Reflecting my status as the biggest swinging dick in town, the luxuriously appointed living area of the penthouse suite stretched the length of one side of the hotel. Which was just as well, since Beasley’s battalion of road managers, tour managers, product managers, assistant managers, assistants to assistant managers, assistants of every hue and gender, agents, publicity reps, record company reps and all the other small-credit people deemed necessary to bring my message to the world were colonising every polished surface with their smartphones, tablets, laptops and printers, comparing presentations across leather-topped tables, sticking Post-it notes to a cylindrical glass tank housing a family of exotic jellyfish and making Facetime calls from opposite ends of elongated sofas. My entrance created the usual micro-vacuum as every conversation paused, every eye turned, just for an instant. Then they all started chattering again, slightly louder than before.
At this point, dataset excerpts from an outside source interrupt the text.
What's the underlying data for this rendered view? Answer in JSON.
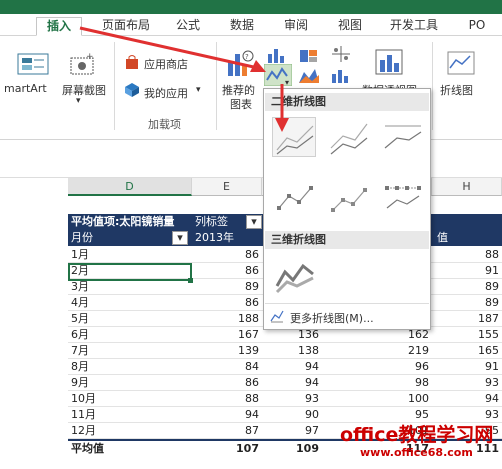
{
  "tabs": [
    {
      "label": "插入",
      "active": true
    },
    {
      "label": "页面布局"
    },
    {
      "label": "公式"
    },
    {
      "label": "数据"
    },
    {
      "label": "审阅"
    },
    {
      "label": "视图"
    },
    {
      "label": "开发工具"
    },
    {
      "label": "PO"
    }
  ],
  "ribbon": {
    "smartart": "martArt",
    "screenshot_line1": "屏幕截图",
    "store": "应用商店",
    "myapps": "我的应用",
    "addins_group": "加载项",
    "recommended_line1": "推荐的",
    "recommended_line2": "图表",
    "pivotchart": "数据透视图",
    "line_btn": "折线图"
  },
  "columns": [
    "D",
    "E",
    "F",
    "G",
    "H"
  ],
  "pivot": {
    "header_label": "平均值项:太阳镜销量",
    "col_label": "列标签",
    "row_label": "月份",
    "year1": "2013年",
    "h_tail": "值",
    "total_label": "平均值",
    "rows": [
      {
        "m": "1月",
        "a": "86",
        "h": "88"
      },
      {
        "m": "2月",
        "a": "86",
        "h": "91"
      },
      {
        "m": "3月",
        "a": "89",
        "h": "89"
      },
      {
        "m": "4月",
        "a": "86",
        "h": "89"
      },
      {
        "m": "5月",
        "a": "188",
        "h": "187"
      },
      {
        "m": "6月",
        "a": "167",
        "b": "136",
        "c": "162",
        "h": "155"
      },
      {
        "m": "7月",
        "a": "139",
        "b": "138",
        "c": "219",
        "h": "165"
      },
      {
        "m": "8月",
        "a": "84",
        "b": "94",
        "c": "96",
        "h": "91"
      },
      {
        "m": "9月",
        "a": "86",
        "b": "94",
        "c": "98",
        "h": "93"
      },
      {
        "m": "10月",
        "a": "88",
        "b": "93",
        "c": "100",
        "h": "94"
      },
      {
        "m": "11月",
        "a": "94",
        "b": "90",
        "c": "95",
        "h": "93"
      },
      {
        "m": "12月",
        "a": "87",
        "b": "97",
        "c": "101",
        "h": "95"
      }
    ],
    "total": {
      "a": "107",
      "b": "109",
      "c": "117",
      "h": "111"
    }
  },
  "gallery": {
    "section1": "二维折线图",
    "section2": "三维折线图",
    "more": "更多折线图(M)..."
  },
  "watermark": {
    "line1": "office教程学习网",
    "line2": "www.office68.com"
  },
  "colors": {
    "excel_green": "#217346",
    "arrow_red": "#e03030"
  }
}
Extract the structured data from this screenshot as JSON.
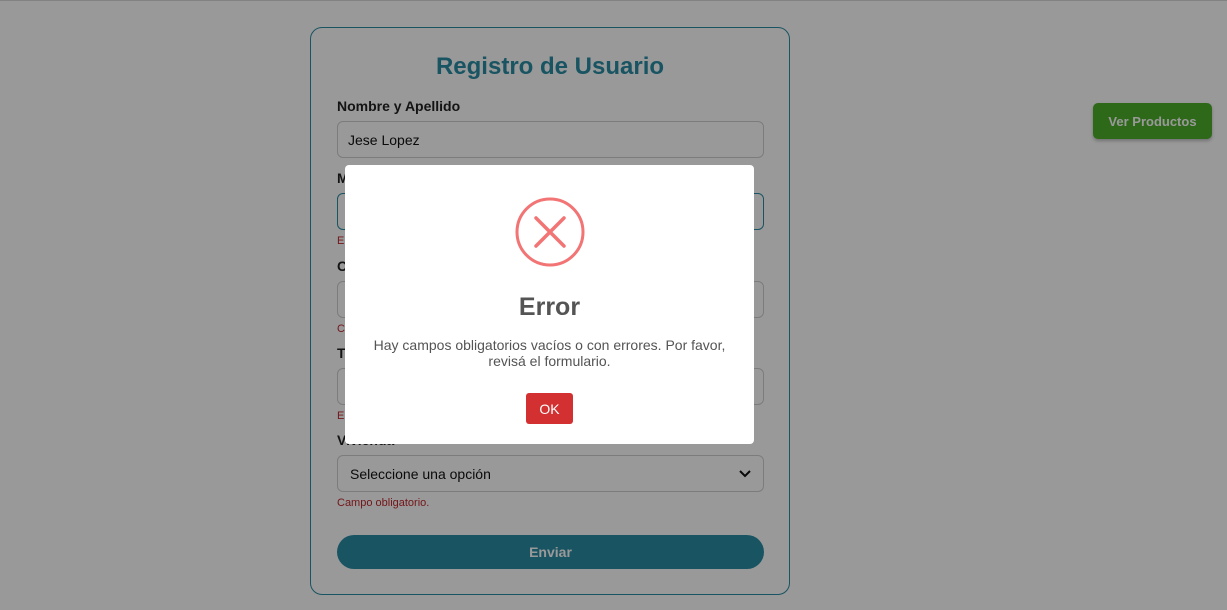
{
  "form": {
    "title": "Registro de Usuario",
    "fields": [
      {
        "label": "Nombre y Apellido",
        "value": "Jese Lopez",
        "error": ""
      },
      {
        "label": "M",
        "value": "",
        "error": "El"
      },
      {
        "label": "C",
        "value": "",
        "error": "C"
      },
      {
        "label": "Te",
        "value": "",
        "error": "El"
      }
    ],
    "vivienda": {
      "label": "Vivienda",
      "selected": "Seleccione una opción",
      "error": "Campo obligatorio."
    },
    "submit_label": "Enviar"
  },
  "side_button": {
    "label": "Ver Productos",
    "color": "#4caf2a"
  },
  "modal": {
    "icon": "error-x-icon",
    "title": "Error",
    "message": "Hay campos obligatorios vacíos o con errores. Por favor, revisá el formulario.",
    "ok_label": "OK",
    "accent": "#f27474",
    "ok_color": "#d33131"
  },
  "colors": {
    "brand": "#2a8ca3",
    "error": "#c0282d"
  }
}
I didn’t need two guesses whose bright idea it was to turn my suite into the war room. ‘If the mountain won’t come to Muhammad …’ Beasley growled, giving me a warning nod as I turned to acknowledge the digicam that had me trained in its sights, webcasting my every move to my most adoring, obsessive, or just plain bored-out-of-their-skulls-with-nothing-better-to-do fans on zero24seven.com.
‘Good morning, Vietnam!’ I bellowed, pulling a funny face. It was pathetic, really. I couldn’t fucking help myself. My inanity was greeted with gratuitous applause from the busy bees, who have perfected the kind of in-built laugh track that would make them an asset to any sitcom.
I’ve got to be honest, zero24seven was my bright idea, not Beasley’s, and one I had come to regret. Like every other homestar with a cheap mic and an IP address, back in prehistory my bedroom was my stage and the net my only spotlight. At first I wasn’t sure if the dark theatre of web dreams was empty or teeming with other lost souls until my hit counter started going haywire. I only formed The Zero Sums so I could fuck some of the honeyz in my inbox, if I’m completely honest, which, of course, I am. Maybe I should have just stayed in my room and ordered pizza, a legend in my own upload time. It was never as pure in the real world, never as easy to control, people kept straying from the script, it got complicated and messy and it all ended in tears. Not mine, obviously. So when Beasley came calling, I told him about my fantasy of webcasting twenty-four hours a day in real time, so that I could find that synthesis between my first and second life, real and virtual, invite people into my space without having to go out into theirs. At least that was the idea. Clearly, I hadn’t thought it through.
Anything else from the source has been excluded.